Avant-garde art is not the decoration of bourgeois salons nor the entertainment of complacent societies. It is a weapon of perception: a collective mirror that cracks the smooth surface of everyday illusions.
Where mass culture pacifies, avant-garde art agitates. Where authorities prescribe norms, avant-garde art fractures them. Its unpopularity is its honesty, its difficulty is its virtue, and its discomfort is its true gift to the people.
The masses do not need more pleasing distractions—they are already surrounded by them. They need rupture, interruption and contradiction. They need art that makes them question the routines and laws that govern their lives.
Ten laws of responsibility
1. Serve the masses, not the market. The work is not merely merchandise to be consumed, but a provocation to be wrestled with.
2. Embrace difficulty. Discomfort can become the seed of questioning.
3. Expose the invisible. Reveal hidden structures of power, silent oppressions and unspoken rules.
4. Resist popularity as a measure of truth. Acclaim and necessity are not the same thing.
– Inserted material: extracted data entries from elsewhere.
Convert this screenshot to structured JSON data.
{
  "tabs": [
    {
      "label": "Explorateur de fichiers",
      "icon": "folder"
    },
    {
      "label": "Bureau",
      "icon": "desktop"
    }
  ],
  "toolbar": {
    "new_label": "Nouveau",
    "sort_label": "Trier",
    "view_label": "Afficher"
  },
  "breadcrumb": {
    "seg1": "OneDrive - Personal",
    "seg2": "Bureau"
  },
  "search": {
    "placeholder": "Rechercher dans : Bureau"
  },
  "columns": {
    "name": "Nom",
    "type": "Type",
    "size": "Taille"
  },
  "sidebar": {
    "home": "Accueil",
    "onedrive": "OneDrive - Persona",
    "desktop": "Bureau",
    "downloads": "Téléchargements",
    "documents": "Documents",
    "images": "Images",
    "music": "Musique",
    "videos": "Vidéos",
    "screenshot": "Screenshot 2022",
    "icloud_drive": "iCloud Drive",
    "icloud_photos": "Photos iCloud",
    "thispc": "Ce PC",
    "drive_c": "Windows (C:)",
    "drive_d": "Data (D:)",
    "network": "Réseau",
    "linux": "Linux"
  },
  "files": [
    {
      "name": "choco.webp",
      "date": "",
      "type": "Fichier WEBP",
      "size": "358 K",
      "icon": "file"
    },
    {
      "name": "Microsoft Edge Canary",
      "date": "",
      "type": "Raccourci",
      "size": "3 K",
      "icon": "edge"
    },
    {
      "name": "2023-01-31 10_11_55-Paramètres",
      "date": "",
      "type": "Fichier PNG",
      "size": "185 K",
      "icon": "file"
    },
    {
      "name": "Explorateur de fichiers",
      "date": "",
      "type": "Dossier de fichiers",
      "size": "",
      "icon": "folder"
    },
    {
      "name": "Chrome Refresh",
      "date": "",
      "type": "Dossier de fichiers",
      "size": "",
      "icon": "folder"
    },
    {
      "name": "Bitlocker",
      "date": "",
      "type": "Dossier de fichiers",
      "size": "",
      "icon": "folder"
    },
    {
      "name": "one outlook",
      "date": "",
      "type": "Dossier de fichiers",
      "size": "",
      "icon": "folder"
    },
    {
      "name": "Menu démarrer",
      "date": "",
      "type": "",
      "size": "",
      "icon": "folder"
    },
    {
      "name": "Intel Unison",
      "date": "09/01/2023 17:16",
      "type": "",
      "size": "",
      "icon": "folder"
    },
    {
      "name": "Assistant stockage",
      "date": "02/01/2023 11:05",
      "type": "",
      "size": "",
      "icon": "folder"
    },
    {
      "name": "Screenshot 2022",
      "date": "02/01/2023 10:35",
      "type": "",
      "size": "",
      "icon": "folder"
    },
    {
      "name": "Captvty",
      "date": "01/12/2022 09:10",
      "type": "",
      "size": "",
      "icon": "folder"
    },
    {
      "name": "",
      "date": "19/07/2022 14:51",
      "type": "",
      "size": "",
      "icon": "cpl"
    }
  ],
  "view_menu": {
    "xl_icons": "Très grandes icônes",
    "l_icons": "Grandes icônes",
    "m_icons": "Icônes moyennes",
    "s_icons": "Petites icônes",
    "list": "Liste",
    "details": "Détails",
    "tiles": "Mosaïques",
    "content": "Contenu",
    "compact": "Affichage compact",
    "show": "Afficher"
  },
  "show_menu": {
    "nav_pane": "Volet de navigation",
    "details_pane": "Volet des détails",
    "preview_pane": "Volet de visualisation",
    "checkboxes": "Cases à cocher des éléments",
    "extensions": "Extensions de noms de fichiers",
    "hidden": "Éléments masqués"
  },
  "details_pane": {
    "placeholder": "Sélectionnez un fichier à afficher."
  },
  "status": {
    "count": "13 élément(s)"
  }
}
5. Turn art into a tool of critical thought. Composition, performance and image can train perception against the grain.
6. Refuse the repetition of dogmas. Invent new languages rather than polishing inherited formulas.
7. Stay in dialogue with struggle. Art does not exist outside lived social realities.
8. Make form accountable. Radical ideas require radical attention to how a work meets its public.
9. Keep the archive unstable. History must be revisited, contested and heard again.
10. Treat freedom as a practice. Every artwork is a rehearsal for another way of sensing and living.